Thin, I-shaped steel rails are laid perpendicular to the beams at exactly four feet, eight and one half inches apart.

These are held in place by steel spikes, hammered into the beams.

Then comes the train.

The Rails

Long before Laurel was named or formed, the Southern railroads were being laid in earnest.

Railways proved the most economical means of conveyance for people and goods, but rival rail companies, fierce competition, and the Civil War had wreaked havoc on the country’s ability to adhere to a single national standard track gauge. Railroad tracks varied across states, effectively blocking efficient movement from place to place. This distinction was handy in war time, when the goal was to keep the enemy from bringing men and artillery into specific territories, but it tended to slow or prohibit commerce during the relative peace following the war.

Track gauge was the measurement between the interior faces of each load-bearing rail. Different track gauges essentially meant that the tracks were built for wheels set at different widths under the car they supported. Most Southern tracks were set to accommodate wheels roughly three feet from one another, while those farther North pushed the width out to four feet or more. In 1871, twenty three different track gauges were recorded in the continental US.  For transcontinental loads — like the lumber that Laurel eventually processed and sent north — locomotion was costly and difficult.

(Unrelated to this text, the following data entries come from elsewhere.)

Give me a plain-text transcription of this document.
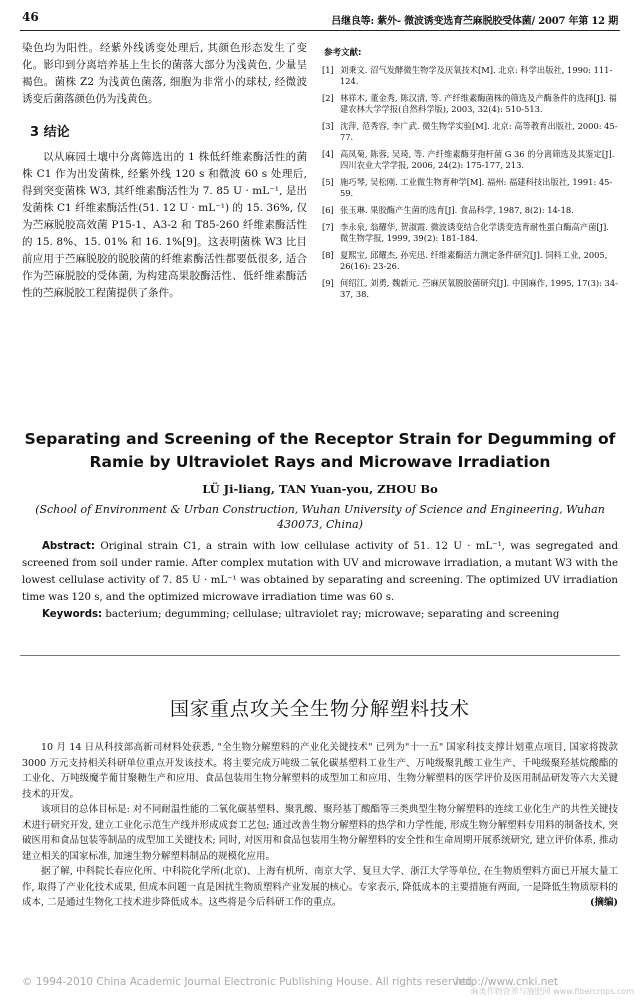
46	吕继良等: 紫外- 微波诱变选育苎麻脱胶受体菌/ 2007 年第 12 期

染色均为阳性。经紫外线诱变处理后, 其颜色形态发生了变化。影印到分离培养基上生长的菌落大部分为浅黄色, 少量呈褐色。菌株 Z2 为浅黄色菌落, 细胞为非常小的球杖, 经微波诱变后菌落颜色仍为浅黄色。

3 结论

以从麻园土壤中分离筛选出的 1 株低纤维素酶活性的菌株 C1 作为出发菌株, 经紫外线 120 s 和微波 60 s 处理后, 得到突变菌株 W3, 其纤维素酶活性为 7. 85 U · mL⁻¹, 是出发菌株 C1 纤维素酶活性(51. 12 U · mL⁻¹) 的 15. 36%, 仅为苎麻脱胶高效菌 P15-1、A3-2 和 T85-260 纤维素酶活性的 15. 8%、15. 01% 和 16. 1%[9]。这表明菌株 W3 比目前应用于苎麻脱胶的脱胶菌的纤维素酶活性都要低很多, 适合作为苎麻脱胶的受体菌, 为构建高果胶酶活性、低纤维素酶活性的苎麻脱胶工程菌提供了条件。

参考文献:
[1] 刘秉文. 沼气发酵微生物学及厌氧技术[M]. 北京: 科学出版社, 1990: 111-124.
[2] 林祥木, 董金秀, 陈汉清, 等. 产纤维素酶菌株的筛选及产酶条件的选择[J]. 福建农林大学学报(自然科学版), 2003, 32(4): 510-513.
[3] 沈萍, 范秀容, 李广武. 微生物学实验[M]. 北京: 高等教育出版社, 2000: 45-77.
[4] 高凤菊, 陈蓉, 吴琦, 等. 产纤维素酶芽孢杆菌 G 36 的分离筛选及其鉴定[J]. 四川农业大学学报, 2006, 24(2): 175-177, 213.
[5] 施巧琴, 吴松刚. 工业微生物育种学[M]. 福州: 福建科技出版社, 1991: 45-59.
[6] 张玉琳. 果胶酶产生菌的选育[J]. 食品科学, 1987, 8(2): 14-18.
[7] 李永泉, 翁耀华, 贺淑霞. 微波诱变结合化学诱变选育耐性蛋白酶高产菌[J]. 微生物学报, 1999, 39(2): 181-184.
[8] 夏熙宝, 邱耀杰, 孙宪迅. 纤维素酶活力测定条件研究[J]. 饲料工业, 2005, 26(16): 23-26.
[9] 何绍江, 刘勇, 魏新元. 苎麻厌氧脱胶菌研究[J]. 中国麻作, 1995, 17(3): 34-37, 38.
Separating and Screening of the Receptor Strain for Degumming of Ramie by Ultraviolet Rays and Microwave Irradiation
LÜ Ji-liang, TAN Yuan-you, ZHOU Bo
(School of Environment & Urban Construction, Wuhan University of Science and Engineering, Wuhan 430073, China)

Abstract: Original strain C1, a strain with low cellulase activity of 51. 12 U · mL⁻¹, was segregated and screened from soil under ramie. After complex mutation with UV and microwave irradiation, a mutant W3 with the lowest cellulase activity of 7. 85 U · mL⁻¹ was obtained by separating and screening. The optimized UV irradiation time was 120 s, and the optimized microwave irradiation time was 60 s.

Keywords: bacterium; degumming; cellulase; ultraviolet ray; microwave; separating and screening

国家重点攻关全生物分解塑料技术

10 月 14 日从科技部高新司材料处获悉, "全生物分解塑料的产业化关键技术" 已列为"十一五" 国家科技支撑计划重点项目, 国家将拨款 3000 万元支持相关科研单位重点开发该技术。将主要完成万吨级二氧化碳基塑料工业生产、万吨级聚乳酸工业生产、千吨级聚羟基烷酸酯的工业化、万吨级魔芋葡甘聚糖生产和应用、食品包装用生物分解塑料的成型加工和应用、生物分解塑料的医学评价及医用制品研发等六大关键技术的开发。

该项目的总体目标是: 对不同耐温性能的二氧化碳基塑料、聚乳酸、聚羟基丁酸酯等三类典型生物分解塑料的连续工业化生产的共性关键技术进行研究开发, 建立工业化示范生产线并形成成套工艺包; 通过改善生物分解塑料的热学和力学性能, 形成生物分解塑料专用料的制备技术, 突破医用和食品包装等制品的成型加工关键技术; 同时, 对医用和食品包装用生物分解塑料的安全性和生命周期开展系统研究, 建立评价体系, 推动建立相关的国家标准, 加速生物分解塑料制品的规模化应用。

据了解, 中科院长春应化所、中科院化学所(北京)、上海有机所、南京大学、复旦大学、浙江大学等单位, 在生物质塑料方面已开展大量工作, 取得了产业化技术成果, 但成本问题一直是困扰生物质塑料产业发展的核心。专家表示, 降低成本的主要措施有两面, 一是降低生物质原料的成本, 二是通过生物化工技术进步降低成本。这些将是今后科研工作的重点。	(摘编)

© 1994-2010 China Academic Journal Electronic Publishing House. All rights reserved.
http://www.cnki.net
麻类作物营养与施肥网 www.fibercrops.com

This issue was typically solved in one of two ways. Either companies paid to outfit their cars with adjustable axles — meaning they could be cranked in and out on each car to fit the gauge of the track the train needed to travel — or the cars were elevated and the axles and wheels swapped out to the needed size. Neither option was cheap or efficient, and both required extra manpower each time a train crossed into a new gauge.

Change was required, on a scale heretofore unheard of.

The process began with the Illinois Central Railroad Company. Seeing their profits diminish as delays and interchanges stacked up, they began the laborious process of changing all their tracks to a standard gauge. This began a domino effect, with the Mobile and Ohio, Cincinnati Southern, and other large rail operations preparing to follow suit.

Recognizing an industry-wide problem, the railroad barons banded together to create a solution to the gauge discrepancies. Over a period of years, plans were formed to refit thousands of miles of Southern states’ tracks to match those of the Northern railways. The vast majority of the offending tracks would be moved just three inches to fall in line with the industry standard.

Tens of hundreds of men uprooted and replanted thousands of miles of railway in one of the greatest engineering feats of their time.

It was done in a single day.

Sunday, May 30, 1886
11,500 miles of railroad.

Pop the spikes.
Lift the rail.
Clear the foundation.
Redistribute ballast.
Refit the rail.
Replace the spikes.
Move forward.
Repeat.

New Orleans and Northeastern Train Lines

Property Lauren Rogers Museum of Art Archives

Local Lines

But what did that mean for Laurel?

Both the Illinois Central and Mobile and Ohio rail lines ran through our area prior to the massive refitting, but the increased efficiency of the standardized rail lines laid the groundwork for the lumber boom to come. Laurel sat in the crossroads of the two lines, able to send lumber south, to both the Ports of New Orleans and Mobile, or north, to the lumber-hungry cities of the Northeast and Midwest. Refitting the rails set the stage for Laurel’s debut as a yellow pine powerhouse.

The day the gauges changed, the future of Laurel changed with them.